We understand that as a small business owner, putting extra funds aside each year for your own superannuation can seem like a bit of an indulgence, or simply might not be achievable for you. And depending on the way that your business is set up, whether you are a sole trader, whether you have incorporated your business etc. you may not legally have to contribute to your own superannuation. But what you need to do legally, and what you SHOULD do for your own future are two very different things.
“The dilemma in small business is that you can’t always tell when you’ll be in a position to make a decent contribution,”says Kate Carnell from the Small Business Ombudsmen. “At the moment there is capacity for lump sum contributions but only under a narrow set of circumstances.” Carnell says.
Superannuation is a small contribution that you are making for your future self. If invested correctly, in the right kind of funds and the right investments, it could potentially greatly outperform any potential gains you might get from the sale of your business, all through a minimal contribution each pay cycle. We have all heard of salon owners struggling to sell their business or not getting the price that they wanted or expected, leaving them with a limited amount to retire on. It’s important that you consider the sale of your business (if it occurs) as part of an overall retirement plan – of which superannuation, savings, your family home and any inheritances may also be part of.

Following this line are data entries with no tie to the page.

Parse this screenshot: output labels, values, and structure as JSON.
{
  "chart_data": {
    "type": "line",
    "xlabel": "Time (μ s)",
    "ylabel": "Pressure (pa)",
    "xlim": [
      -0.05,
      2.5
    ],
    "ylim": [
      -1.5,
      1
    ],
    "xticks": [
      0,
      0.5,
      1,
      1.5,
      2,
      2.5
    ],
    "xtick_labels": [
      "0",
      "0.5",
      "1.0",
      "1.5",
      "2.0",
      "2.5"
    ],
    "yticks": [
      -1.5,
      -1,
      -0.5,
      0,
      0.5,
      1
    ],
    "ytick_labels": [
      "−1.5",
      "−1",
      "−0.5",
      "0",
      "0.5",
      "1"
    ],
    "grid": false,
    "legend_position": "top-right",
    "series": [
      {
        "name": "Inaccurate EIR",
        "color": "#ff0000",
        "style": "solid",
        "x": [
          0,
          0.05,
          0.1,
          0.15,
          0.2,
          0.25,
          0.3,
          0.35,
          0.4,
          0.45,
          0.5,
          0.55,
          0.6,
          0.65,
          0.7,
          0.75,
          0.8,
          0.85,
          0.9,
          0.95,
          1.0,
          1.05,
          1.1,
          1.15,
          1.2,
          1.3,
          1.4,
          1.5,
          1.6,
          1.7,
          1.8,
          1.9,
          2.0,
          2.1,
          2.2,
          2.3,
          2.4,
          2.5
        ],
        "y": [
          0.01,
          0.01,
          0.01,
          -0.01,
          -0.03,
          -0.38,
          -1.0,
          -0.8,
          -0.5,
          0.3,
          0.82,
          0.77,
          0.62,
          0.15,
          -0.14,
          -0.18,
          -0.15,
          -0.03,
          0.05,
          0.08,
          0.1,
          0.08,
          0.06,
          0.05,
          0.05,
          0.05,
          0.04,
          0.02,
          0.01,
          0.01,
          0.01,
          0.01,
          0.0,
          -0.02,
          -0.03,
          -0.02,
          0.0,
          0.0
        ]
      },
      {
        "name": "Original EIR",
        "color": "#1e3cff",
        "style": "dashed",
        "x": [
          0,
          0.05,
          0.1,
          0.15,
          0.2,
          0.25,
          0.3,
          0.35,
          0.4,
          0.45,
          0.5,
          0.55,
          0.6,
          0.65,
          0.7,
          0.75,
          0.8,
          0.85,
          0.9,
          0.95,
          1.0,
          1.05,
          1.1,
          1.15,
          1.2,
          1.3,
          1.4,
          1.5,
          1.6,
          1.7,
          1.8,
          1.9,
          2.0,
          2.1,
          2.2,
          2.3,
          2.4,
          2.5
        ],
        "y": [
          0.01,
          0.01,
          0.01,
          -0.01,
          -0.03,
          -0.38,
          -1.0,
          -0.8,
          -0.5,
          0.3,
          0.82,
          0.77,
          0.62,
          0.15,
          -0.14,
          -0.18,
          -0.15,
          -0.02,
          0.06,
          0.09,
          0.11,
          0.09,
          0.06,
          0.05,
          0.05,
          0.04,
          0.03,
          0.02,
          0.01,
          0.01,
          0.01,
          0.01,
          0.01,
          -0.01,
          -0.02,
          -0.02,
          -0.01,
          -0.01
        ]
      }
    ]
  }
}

While many people are able to sell their businesses successfully, the market is always changing. What you would have paid for an established salon 10 years ago is quite different to what you would pay today, and will be markedly different to what you will pay in the future. It’s important to consider all the possibilities, like not being able to sell your salon at all, when planning for your retirement. HABA advises all our members to seek professional financial advice, not just on your business but on your retirement plans and personal finances in connection with your business, to ensure that you are adequately prepared when it comes time to hang up the wax pot or scissors. It is far better to be prepared than to receive a nasty shock come retirement.
*Note, this blog post should not be considered advice, it is a general statement produced by the Hair and Beauty Association and should not be considered to be specific to your situation. We absolutely recommend that you seek advice from your financial planner about your specific situation before making any major decisions about your superannuation, business or future.